Kelly Osbourne On Bullying: I Was A Target At Every Stage Of My Life

Style Magazine Newswire | 4/25/2017, 12:15 p.m.
Growing up the daughter of a rock star did not shield Kelly Osbourne from painful bullying.
Kelly Osborne

Growing up the daughter of a rock star did not shield Kelly Osbourne from painful bullying. In her memoir, There Is No (Expletive) Secret, on sale Tuesday, the Project Runway Junior judge writes that she was a target "at every stage of my life," recounting times when "a grown man" lodged a bottle at her and she overheard someone say, "If I were (her mom Sharon Osbourne), I would have prayed for Kelly to be stillborn."

In an exclusive excerpt from the book to be published by G. P. Putnam's Sons, the 32-year-old author discusses numerous forms of bullying and its dire consequences.

Chapter 16: Dear Bullying

As adults, the workplace becomes our high school. We are forced to spend time with the same people over and over again, regardless of whether we like them. That new girl, the one who was hired for the promotion you didn’t get? Well, leaving her sitting at her desk alone eating a sad desk salad while the rest of you go out for lunch is bullying by exclusion. Consistently talking over someone in meetings, stealing their ideas, and trying to make them look bad in front of your colleagues or boss is bullying. So is trying to make sure the people who work for you feel worthless so they’ll never feel confident enough to ask for what they deserve or get a job somewhere that doesn’t treat them like (expletive).

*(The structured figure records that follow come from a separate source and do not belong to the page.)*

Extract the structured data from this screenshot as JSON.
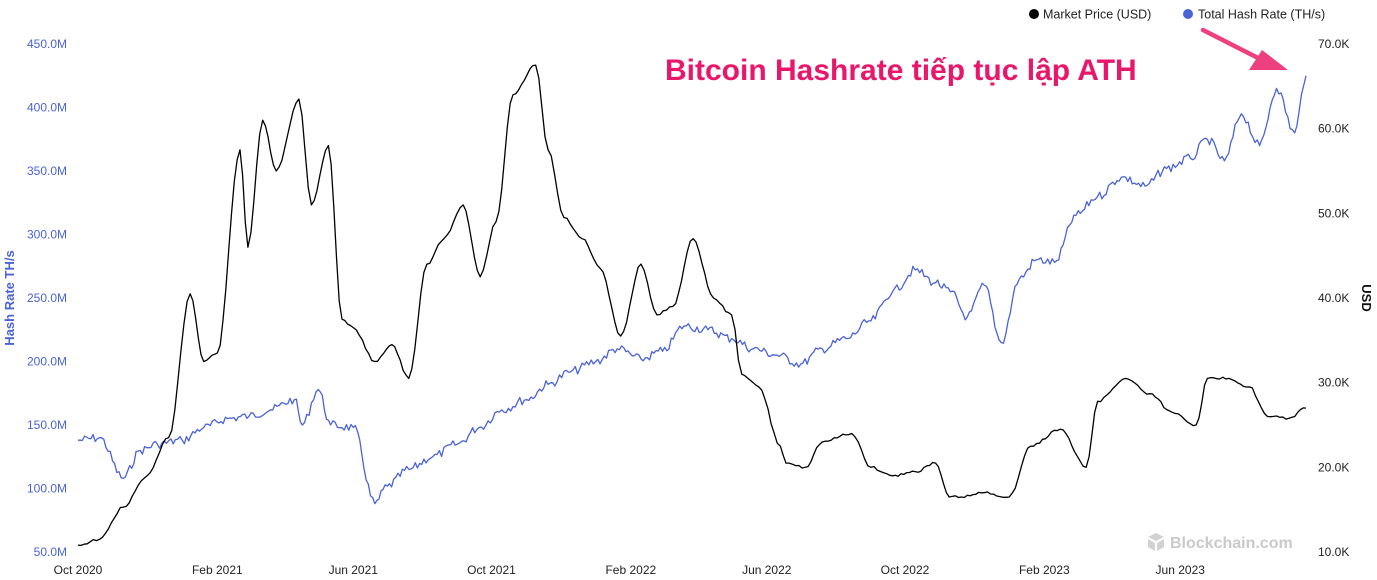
{
  "chart_data": {
    "type": "line",
    "title": "Bitcoin Hashrate tiếp tục lập ATH",
    "ylabel": "Hash Rate TH/s",
    "y2label": "USD",
    "ylim": [
      50000000,
      450000000
    ],
    "y2lim": [
      10000,
      70000
    ],
    "x_tick_labels": [
      "Oct 2020",
      "Feb 2021",
      "Jun 2021",
      "Oct 2021",
      "Feb 2022",
      "Jun 2022",
      "Oct 2022",
      "Feb 2023",
      "Jun 2023"
    ],
    "y_tick_labels": [
      "50.0M",
      "100.0M",
      "150.0M",
      "200.0M",
      "250.0M",
      "300.0M",
      "350.0M",
      "400.0M",
      "450.0M"
    ],
    "y2_tick_labels": [
      "10.0K",
      "20.0K",
      "30.0K",
      "40.0K",
      "50.0K",
      "60.0K",
      "70.0K"
    ],
    "legend_position": "top-right",
    "grid": false,
    "watermark": "Blockchain.com",
    "series": [
      {
        "name": "Market Price (USD)",
        "axis": "right",
        "color": "#000000",
        "x": [
          "2020-10-01",
          "2020-10-20",
          "2020-11-10",
          "2020-12-01",
          "2020-12-20",
          "2021-01-08",
          "2021-01-20",
          "2021-02-01",
          "2021-02-21",
          "2021-02-28",
          "2021-03-13",
          "2021-03-25",
          "2021-04-14",
          "2021-04-25",
          "2021-05-10",
          "2021-05-22",
          "2021-06-01",
          "2021-06-20",
          "2021-07-05",
          "2021-07-20",
          "2021-08-05",
          "2021-08-20",
          "2021-09-06",
          "2021-09-21",
          "2021-10-05",
          "2021-10-20",
          "2021-11-09",
          "2021-11-20",
          "2021-12-04",
          "2021-12-20",
          "2022-01-05",
          "2022-01-23",
          "2022-02-10",
          "2022-02-24",
          "2022-03-10",
          "2022-03-28",
          "2022-04-15",
          "2022-05-01",
          "2022-05-10",
          "2022-05-25",
          "2022-06-13",
          "2022-06-18",
          "2022-07-05",
          "2022-07-20",
          "2022-08-15",
          "2022-09-01",
          "2022-09-20",
          "2022-10-10",
          "2022-10-28",
          "2022-11-09",
          "2022-11-20",
          "2022-12-10",
          "2023-01-01",
          "2023-01-20",
          "2023-02-15",
          "2023-03-10",
          "2023-03-20",
          "2023-04-14",
          "2023-05-05",
          "2023-05-25",
          "2023-06-15",
          "2023-06-25",
          "2023-07-14",
          "2023-08-01",
          "2023-08-17",
          "2023-09-05",
          "2023-09-20"
        ],
        "y": [
          10800,
          11500,
          15300,
          19000,
          23500,
          40500,
          32500,
          33500,
          57500,
          46000,
          61000,
          55000,
          63500,
          51000,
          58000,
          37500,
          36500,
          32500,
          34500,
          30500,
          44000,
          47000,
          51000,
          42500,
          49000,
          64000,
          67500,
          57500,
          49500,
          47000,
          43500,
          35500,
          44000,
          38000,
          39000,
          47000,
          40000,
          38000,
          31000,
          29500,
          22500,
          20500,
          20000,
          23000,
          24000,
          20000,
          19000,
          19500,
          20500,
          16500,
          16500,
          17000,
          16500,
          22500,
          24500,
          20000,
          27800,
          30500,
          28700,
          26500,
          25000,
          30500,
          30500,
          29500,
          26000,
          25800,
          27000
        ]
      },
      {
        "name": "Total Hash Rate (TH/s)",
        "axis": "left",
        "color": "#4a63d6",
        "x": [
          "2020-10-01",
          "2020-10-20",
          "2020-11-10",
          "2020-11-25",
          "2020-12-10",
          "2021-01-01",
          "2021-01-20",
          "2021-02-10",
          "2021-03-01",
          "2021-03-20",
          "2021-04-10",
          "2021-04-17",
          "2021-05-01",
          "2021-05-12",
          "2021-06-01",
          "2021-06-20",
          "2021-07-01",
          "2021-07-20",
          "2021-08-10",
          "2021-09-01",
          "2021-09-20",
          "2021-10-10",
          "2021-11-01",
          "2021-11-20",
          "2021-12-10",
          "2022-01-01",
          "2022-01-20",
          "2022-02-10",
          "2022-03-01",
          "2022-03-20",
          "2022-04-10",
          "2022-05-01",
          "2022-05-20",
          "2022-06-10",
          "2022-07-01",
          "2022-07-20",
          "2022-08-10",
          "2022-09-01",
          "2022-09-20",
          "2022-10-10",
          "2022-10-28",
          "2022-11-10",
          "2022-11-25",
          "2022-12-10",
          "2022-12-25",
          "2023-01-10",
          "2023-01-25",
          "2023-02-10",
          "2023-03-01",
          "2023-03-20",
          "2023-04-10",
          "2023-05-01",
          "2023-05-20",
          "2023-06-10",
          "2023-06-25",
          "2023-07-10",
          "2023-07-25",
          "2023-08-10",
          "2023-08-25",
          "2023-09-10",
          "2023-09-20"
        ],
        "y": [
          138000000,
          140000000,
          108000000,
          130000000,
          135000000,
          138000000,
          148000000,
          155000000,
          157000000,
          162000000,
          170000000,
          150000000,
          178000000,
          150000000,
          148000000,
          88000000,
          102000000,
          115000000,
          125000000,
          135000000,
          148000000,
          162000000,
          170000000,
          182000000,
          192000000,
          200000000,
          210000000,
          202000000,
          208000000,
          228000000,
          225000000,
          218000000,
          210000000,
          205000000,
          198000000,
          210000000,
          218000000,
          232000000,
          255000000,
          272000000,
          262000000,
          255000000,
          235000000,
          260000000,
          215000000,
          265000000,
          280000000,
          278000000,
          315000000,
          330000000,
          345000000,
          338000000,
          352000000,
          360000000,
          375000000,
          358000000,
          395000000,
          370000000,
          415000000,
          380000000,
          425000000
        ]
      }
    ]
  },
  "legend": {
    "price_label": "Market Price (USD)",
    "hash_label": "Total Hash Rate (TH/s)"
  },
  "colors": {
    "price": "#000000",
    "hashrate": "#4a63d6",
    "headline": "#e8176b"
  }
}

The same goes for social media. People like to think that writing mean comments on a celebrity’s Instagram isn’t bullying, but no—it’s still bullying! People don’t understand the power of social media and the fires they fuel with their hateful comments. What we say and do online has consequences in real life.

Have you read the news lately? There have been an astonishing number of reports from all over the world about people who commit suicide after being bullied on social media. That does not even take into consideration the situations that go unreported or in which no one was brave enough to step forward and tell the truth. Bullying always comes back to how the bullies feels about themselves. If you’re happy with your life, you won’t ever feel the need to go out of your way to try to make someone else feel (expletive) about theirs.

If you are the victim of bullying, you just have to keep moving forward, and you’ll see that the biggest people in your pond are really just plankton in the oceanic scheme of things. It is a cliché, but a true cliché. The nerd who got picked on for four years in high school could easily be the next Mark Zuckerberg of the world. And the pretty cheerleader everyone put on a pedestal could end up alone, without any love or magic in her life, filled with regret as she looks back and realizes she should have been nicer. Once you learn what really matters, nine times out of ten it is too late.

Something that people always told me, which I really only began to understand recently, is that things really do get better. I say better, not easier, because life only gets harder. It’s just that you learn to live life to the fullest in spite of this. Bullies will never go away—it’s just that we have built the skills and have the power to become more immune to them. If you build your life on positive things, like hard work, love, and trying to be a better person, you can only grow. If you build your life on tearing other people down, you’re only going to shrink. I know what I want. Which one do you want?